Fuel prices flirting with the $4 mark are causing problems for thousands of rural fuel dealers whose pumps can’t count that high, the Associated Press reported.
Fuel equipment suppliers are reporting a surge in demand for fuel equipment that allows older fuel pumps, which use mechanical reels instead of digital readouts, to display prices up to $9.99 a gallon, the newspaper service reported.
The result is a waiting list that can last two months or more. In some states, regulators are attempting to work around rules that require service station and convenience store fuel pumps to display per-gallon prices. Older, unmodified fuel pumps often cannot show prices higher than $4 a gallon.

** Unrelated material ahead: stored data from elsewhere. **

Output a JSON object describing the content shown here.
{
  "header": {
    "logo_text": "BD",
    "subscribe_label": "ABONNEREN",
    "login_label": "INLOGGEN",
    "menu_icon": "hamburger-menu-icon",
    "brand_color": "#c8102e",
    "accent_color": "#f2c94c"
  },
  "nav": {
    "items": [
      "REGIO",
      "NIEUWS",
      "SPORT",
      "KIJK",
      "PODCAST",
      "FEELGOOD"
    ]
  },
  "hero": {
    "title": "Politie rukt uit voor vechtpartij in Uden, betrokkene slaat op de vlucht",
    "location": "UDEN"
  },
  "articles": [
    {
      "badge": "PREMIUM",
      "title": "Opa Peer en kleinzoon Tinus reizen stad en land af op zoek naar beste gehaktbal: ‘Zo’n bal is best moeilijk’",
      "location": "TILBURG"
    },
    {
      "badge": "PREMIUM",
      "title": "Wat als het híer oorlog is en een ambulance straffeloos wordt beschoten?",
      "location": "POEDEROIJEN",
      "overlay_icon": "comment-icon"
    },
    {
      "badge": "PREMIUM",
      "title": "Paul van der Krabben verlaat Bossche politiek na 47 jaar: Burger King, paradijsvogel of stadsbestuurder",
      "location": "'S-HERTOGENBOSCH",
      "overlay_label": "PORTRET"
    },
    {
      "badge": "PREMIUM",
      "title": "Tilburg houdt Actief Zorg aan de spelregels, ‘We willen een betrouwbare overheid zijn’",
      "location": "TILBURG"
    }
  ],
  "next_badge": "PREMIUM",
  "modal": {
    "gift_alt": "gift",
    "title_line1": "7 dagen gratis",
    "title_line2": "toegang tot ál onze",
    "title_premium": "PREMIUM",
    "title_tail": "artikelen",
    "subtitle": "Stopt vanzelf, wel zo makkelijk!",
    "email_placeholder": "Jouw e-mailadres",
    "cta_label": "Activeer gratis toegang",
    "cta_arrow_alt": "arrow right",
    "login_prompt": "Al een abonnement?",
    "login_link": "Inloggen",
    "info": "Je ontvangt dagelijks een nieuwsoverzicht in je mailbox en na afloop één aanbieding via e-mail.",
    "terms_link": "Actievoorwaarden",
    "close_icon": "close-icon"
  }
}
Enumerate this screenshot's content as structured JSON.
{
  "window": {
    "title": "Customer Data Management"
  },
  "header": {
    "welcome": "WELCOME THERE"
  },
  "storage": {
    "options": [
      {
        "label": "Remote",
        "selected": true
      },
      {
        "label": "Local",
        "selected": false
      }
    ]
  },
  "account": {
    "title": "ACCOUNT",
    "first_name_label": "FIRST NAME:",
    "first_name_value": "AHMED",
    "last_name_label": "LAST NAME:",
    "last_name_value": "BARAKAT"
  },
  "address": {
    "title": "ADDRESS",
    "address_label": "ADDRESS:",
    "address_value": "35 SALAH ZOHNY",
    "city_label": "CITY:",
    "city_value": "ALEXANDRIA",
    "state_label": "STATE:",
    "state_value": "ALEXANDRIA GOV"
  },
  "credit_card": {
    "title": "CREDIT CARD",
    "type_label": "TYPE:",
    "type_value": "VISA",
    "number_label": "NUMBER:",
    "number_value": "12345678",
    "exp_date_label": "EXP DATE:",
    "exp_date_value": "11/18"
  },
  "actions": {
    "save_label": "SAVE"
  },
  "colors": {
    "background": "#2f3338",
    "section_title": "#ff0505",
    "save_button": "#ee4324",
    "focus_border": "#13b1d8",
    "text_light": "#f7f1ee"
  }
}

“It’s a significant problem,” said Mike Rud, director of the North Dakota Petroleum Marketers Association. “In some of the outlying rural areas, this might be the only pump in town that people can access.”
In one North Dakota town, the fuel pump can’t handle a price higher than $4. North Dakota’s Public Service Commission recently notified stations that their mechanical pumps could display fuel prices by the half-gallon if a sign was posted alerting customers that they would owe twice the amount shown. Pump operators will have to install a permanent solution by April 2009, said Kevin Hanson, the commission’s assistant director of testing and safety.
In Minnesota, rural service station owners whose pumps cannot display the right price are being told to cover up the incorrect numbers.
“The consumer can only see the gallons turning,” said Bill Walsh, a spokesman for the Minnesota Department of Commerce. “Then they just have to settle up with a calculator, basically.”
Mechanical pumps that use internal wheels to show prices are still fairly common in rural areas that sell smaller amounts of fuel, said Robert Renkes, director of the Petroleum Equipment Institute, a national trade organization based in Tulsa, Okla. He estimates about 8,500 stations have mechanical pumps.
“We keep thinking they’ll disappear, but they’re still around,” Renkes said.
Most mechanical pumps cannot display prices above $4 a gallon without the installation of a new computer unit that can go up to $9.99, said Pete Turner, chief operating officer for APS Petroleum Equipment Inc. of Anniston, Ala. The equipment costs about $350.
Installing digital pumps would solve the price-display problem, but many rural fuel dealers don’t make enough money to justify the expense, said Jeff Engel, the sales manager for Hobbs Inc., an equipment dealer in Mandan, N.D.
“They can’t afford to put in $13,000 to $14,000 for a new gas pump,” Engel said.